Company works to develop new 'autocycle' category of vehicle
Elio Motors, makers of a three-wheeled vehicle set to be launched in the near future, is hoping to avoid the challenges faced by Polaris recently by encouraging lawmakers to come up with a new "autocycle" category of vehicle.
Currently, any vehicle with three wheels is usually classified by the Federal Government as a motorcycle. But it turns out that individual states may be a little more specific in their definitions, creating problems for the makers of some three-wheeled machines.
As BikerNewsOnline reported, this was the case in Texas recently when Polaris learned its new Slingshot vehicle will not be allowed for road use because it doesn't have a saddle. The state said the Slingshot's car-like seating meant it should be subject to the more rigorous safety standards applied to cars.
Meanwhile, in some other states the vehicle's motorcycle designation will mean its riders (drivers?) will be required to wear helmets and have motorcycle endorsements on their licenses.
Arizona-based Elio Motors is planning to release a vehicle that is in many ways visually similar to the Slingshot. Its low-cost, economical vehicle has two wheels at the front, car-like seating and is even enclosed like a car. To avoid the hurdles faced by Polaris, however, the company is urging lawmakers to develop a new classification of vehicle.
"There are many great reasons to place this legislation in statute," said New Mexico Rep.

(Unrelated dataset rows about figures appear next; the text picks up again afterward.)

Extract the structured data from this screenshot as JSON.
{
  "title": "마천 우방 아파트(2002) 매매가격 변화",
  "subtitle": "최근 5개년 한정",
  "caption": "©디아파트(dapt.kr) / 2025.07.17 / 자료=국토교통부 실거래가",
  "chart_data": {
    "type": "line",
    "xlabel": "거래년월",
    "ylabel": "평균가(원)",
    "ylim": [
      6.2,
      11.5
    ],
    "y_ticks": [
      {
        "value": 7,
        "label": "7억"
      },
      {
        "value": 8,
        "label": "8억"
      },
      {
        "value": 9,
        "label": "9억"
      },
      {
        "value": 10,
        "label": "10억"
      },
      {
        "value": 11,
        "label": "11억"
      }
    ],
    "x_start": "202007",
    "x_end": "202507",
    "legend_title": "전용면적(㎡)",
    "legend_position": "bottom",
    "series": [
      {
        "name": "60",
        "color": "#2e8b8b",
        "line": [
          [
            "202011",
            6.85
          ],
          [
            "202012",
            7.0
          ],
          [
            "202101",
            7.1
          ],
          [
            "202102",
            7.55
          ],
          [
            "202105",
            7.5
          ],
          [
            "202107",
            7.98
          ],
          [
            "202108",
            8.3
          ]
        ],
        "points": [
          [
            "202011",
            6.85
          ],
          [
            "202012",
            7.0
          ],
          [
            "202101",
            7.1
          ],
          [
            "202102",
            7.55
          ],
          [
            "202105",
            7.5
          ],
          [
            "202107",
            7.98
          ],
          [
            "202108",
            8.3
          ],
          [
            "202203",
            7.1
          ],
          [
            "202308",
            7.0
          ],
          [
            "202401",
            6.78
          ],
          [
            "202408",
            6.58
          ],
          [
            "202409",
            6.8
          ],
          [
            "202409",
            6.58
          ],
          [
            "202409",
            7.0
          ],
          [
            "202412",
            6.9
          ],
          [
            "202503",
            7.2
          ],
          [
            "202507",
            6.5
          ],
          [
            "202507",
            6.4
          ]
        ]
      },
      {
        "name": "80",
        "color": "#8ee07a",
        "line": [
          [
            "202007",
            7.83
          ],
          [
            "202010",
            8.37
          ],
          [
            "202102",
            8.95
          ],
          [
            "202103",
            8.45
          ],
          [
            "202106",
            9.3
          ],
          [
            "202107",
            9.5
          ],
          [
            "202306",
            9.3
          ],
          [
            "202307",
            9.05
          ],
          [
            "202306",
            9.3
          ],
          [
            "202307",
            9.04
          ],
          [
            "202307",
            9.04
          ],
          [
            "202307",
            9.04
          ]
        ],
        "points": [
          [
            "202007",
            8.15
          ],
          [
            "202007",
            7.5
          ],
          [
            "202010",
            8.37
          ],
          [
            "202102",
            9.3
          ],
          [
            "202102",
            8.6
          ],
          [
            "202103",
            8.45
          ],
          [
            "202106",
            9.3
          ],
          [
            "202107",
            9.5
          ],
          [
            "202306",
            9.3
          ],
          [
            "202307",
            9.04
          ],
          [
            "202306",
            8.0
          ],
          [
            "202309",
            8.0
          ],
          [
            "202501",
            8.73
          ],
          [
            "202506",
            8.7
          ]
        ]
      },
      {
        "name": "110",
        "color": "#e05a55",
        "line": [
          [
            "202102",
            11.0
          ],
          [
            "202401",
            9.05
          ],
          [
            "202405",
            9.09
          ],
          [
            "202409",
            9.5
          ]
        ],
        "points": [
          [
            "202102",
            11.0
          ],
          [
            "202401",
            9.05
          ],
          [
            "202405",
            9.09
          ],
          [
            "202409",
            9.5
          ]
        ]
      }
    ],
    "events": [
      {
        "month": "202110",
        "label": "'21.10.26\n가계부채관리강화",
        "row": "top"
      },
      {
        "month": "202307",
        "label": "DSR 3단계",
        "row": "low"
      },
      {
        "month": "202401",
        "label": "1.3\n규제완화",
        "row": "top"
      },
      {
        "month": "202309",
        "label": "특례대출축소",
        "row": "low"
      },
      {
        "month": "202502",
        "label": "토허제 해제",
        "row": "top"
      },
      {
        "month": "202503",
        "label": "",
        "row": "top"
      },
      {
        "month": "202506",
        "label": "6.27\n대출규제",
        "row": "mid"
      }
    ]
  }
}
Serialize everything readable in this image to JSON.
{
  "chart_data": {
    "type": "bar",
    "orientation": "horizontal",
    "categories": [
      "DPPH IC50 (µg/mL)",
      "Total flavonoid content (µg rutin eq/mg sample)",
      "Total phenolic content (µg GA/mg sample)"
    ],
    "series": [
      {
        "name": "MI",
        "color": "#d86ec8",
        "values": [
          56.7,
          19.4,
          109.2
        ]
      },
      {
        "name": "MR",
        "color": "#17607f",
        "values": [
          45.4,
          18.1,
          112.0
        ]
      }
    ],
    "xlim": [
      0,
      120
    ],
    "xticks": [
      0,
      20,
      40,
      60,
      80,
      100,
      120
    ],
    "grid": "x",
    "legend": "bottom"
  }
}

Carl Trujillo. "For one, this innovative, high-MPG vehicle will greatly help the citizens in my district as well as all of New Mexico by significantly lowering their transportation costs."
Trujillo has drafted and proposed legislation that would add the term "autocycle" to his state's driving code, as well as remove helmet requirements for users of such vehicles.
"Roadblocks in statute that are stifling innovation need to be removed," he said. "Helmet requirements in fully enclosed vehicles with airbag protection do not make sense and are actually dangerous to the occupants.”
Elio Motors Vice President of Governmental Affairs Joel Sheltrown recently testified before the New Mexico Science and Technology Interim Committee and explained the need for the legislation. New Mexico is one of 10 states that have helmet requirements for people under 18. Elio Motors is working to adopt legislation in each of these states.
Paul Elio, CEO of Elio Motors, added, “We are excited and very grateful for Rep. Trujillo’s leadership. His quick action to recognize autocycles and removing barriers to their use will provide regulations consistent with neighboring states and the nation.”
Elio says its three-wheeled autocycle will attain a highway mileage rating of up to 84 mpg and cost less than $7,000. Elio’s first manufacturing site will be in Shreveport, La., with plans for the first production vehicle to roll off the assembly line in 2015.